Location
- 20 Cairnbrook Road Glasgow, G34 0NZ Scotland
- Coordinates: 55°52′06″N 4°06′28″W﻿ / ﻿55.8683°N 4.1078°W

Information
- Local authority: Glasgow City
- Headteacher: Katie Anderson
- Gender: Coeducational
- Enrolment: 420 (September 2018)
- Capacity: 481
- Houses: Arran, Mull, Skye Islay
- Colours: Red, Yellow, Blue, Green
- Website: http://www.lochendcommunityhigh.glasgow.sch.uk

= Lochend Community High School =

Lochend Community High School is a non-denominational, coeducational, state secondary school in the Easterhouse area of Glasgow. The school is within the local authority of Glasgow City Council.

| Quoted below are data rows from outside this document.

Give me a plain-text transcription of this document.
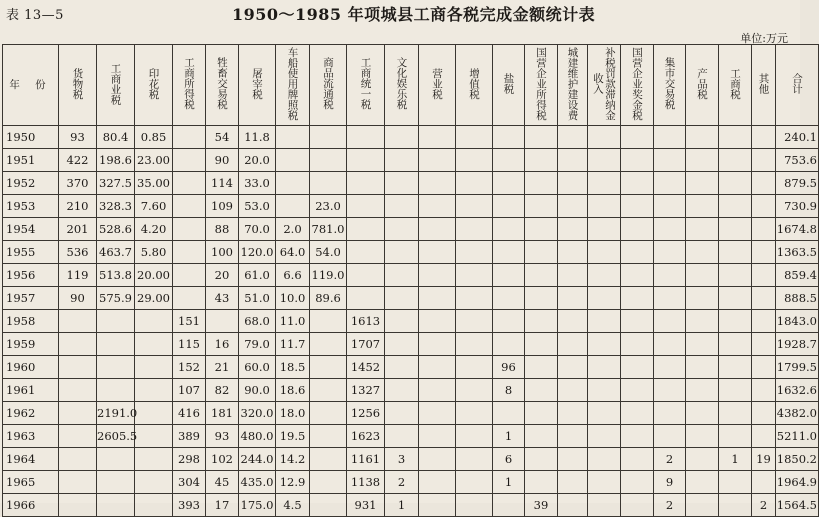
表 13—5	1950～1985 年项城县工商各税完成金额统计表
单位:万元
年 份	货物税	工商业税	印花税	工商所得税	牲畜交易税	屠宰税	车船使用牌照税	商品流通税	工商统一税	文化娱乐税	营业税	增值税	盐税	国营企业所得税	城建维护建设费	补税罚款滞纳金收入	国营企业奖金税	集市交易税	产品税	工商税	其他	合计
1950	93	80.4	0.85		54	11.8																240.1
1951	422	198.6	23.00		90	20.0																753.6
1952	370	327.5	35.00		114	33.0																879.5
1953	210	328.3	7.60		109	53.0		23.0														730.9
1954	201	528.6	4.20		88	70.0	2.0	781.0														1674.8
1955	536	463.7	5.80		100	120.0	64.0	54.0														1363.5
1956	119	513.8	20.00		20	61.0	6.6	119.0														859.4
1957	90	575.9	29.00		43	51.0	10.0	89.6														888.5
1958				151		68.0	11.0		1613													1843.0
1959				115	16	79.0	11.7		1707													1928.7
1960				152	21	60.0	18.5		1452				96									1799.5
1961				107	82	90.0	18.6		1327				8									1632.6
1962		2191.0		416	181	320.0	18.0		1256													4382.0
1963		2605.5		389	93	480.0	19.5		1623				1									5211.0
1964				298	102	244.0	14.2		1161	3			6					2		1	19	1850.2
1965				304	45	435.0	12.9		1138	2			1					9				1964.9
1966				393	17	175.0	4.5		931	1				39				2			2	1564.5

The school teaches pupils across all secondary stages from S1 to S6, and has the capacity to accommodate up to 850 pupils. With a current pupil roll of approximately 450, it is one of the smaller secondary schools in the city. There are approximately 40 members of teaching and non-teaching staff based at the school. The headteacher is Mr David Macarthur

== Associated Primary Schools ==
The school has two associated primary schools. These are Oakwood Primary School and Aultmore Primary School. Along with partner primary schools, Lochend Community High School is part of the Lochend Learning Community.

== School Facilities ==
The school's facilities include:

- A large open-plan dining/performance/social space;
- 24 general classrooms
- 6 dedicated ICT teaching areas
- 8 science labs
- 4 technical rooms
- 4 art and design rooms
- 3 home economics rooms
- 2 music rooms
- 1 drama studio
- 2 gymnasia
- 1 games hall.

The inclusion of a large library and IT Learning Centre helps pupils and teachers make the most of digital technology.

Physical education facilities include:

- 4 indoor areas
- a synthetic pitch
- a grass pitch
- a running track.

== Lochend CHS Sports Centre ==
Lochend Community High School shares a campus with Lochend CHS Sports Centre which hosts a variety of facilities which are managed by Glasgow Club Easterhouse a part of Glasgow Life.

The facilities include:

- 5 full size quality grass pitches;
- 1 full size floodlit synthetic pitch;
- 1 floodlit synthetic five-a-side pitch;
- 1 indoor hall for five-a-side or badminton;
- 2 indoor gyms suitable for dance, martial arts, children's activities;
- Top quality changing facilities.

== History ==
Lochend Community High remains the only secondary school in the Easterhouse area, following the closure of Westwood Secondary in the 1980s and St Leonard's Secondary in the 2000s. The school was formally opened as Lochend Community High when Lochend Secondary school closed to move into the new purpose-built community campus in 2002.

In November 2019, Lochend Community High School was ranked as the second-worst performing state school in the whole of Scotland in the annual exam league tables, with only 8% of pupils leaving with 5 SCQF Level 6 awards; the equivalent of 5 Higher qualifications. Only Northfield Academy in Aberdeen did worse, with just 7% of their pupils leaving school with five Higher qualifications. Conversely, in 2021 and 2022, the school achieved a 100% outcome in 'positive destinations' with all those leaving that year allocated a place in higher or further education, on a training course or directly into employment, despite the challenges associated with the pupils being overwhelmingly from economically deprived backgrounds and the impact of the COVID-19 pandemic in Scotland. In 2022 the school celebrated its highest exam scores yet with 93.3% of pupils passing their 5 SCQF exams.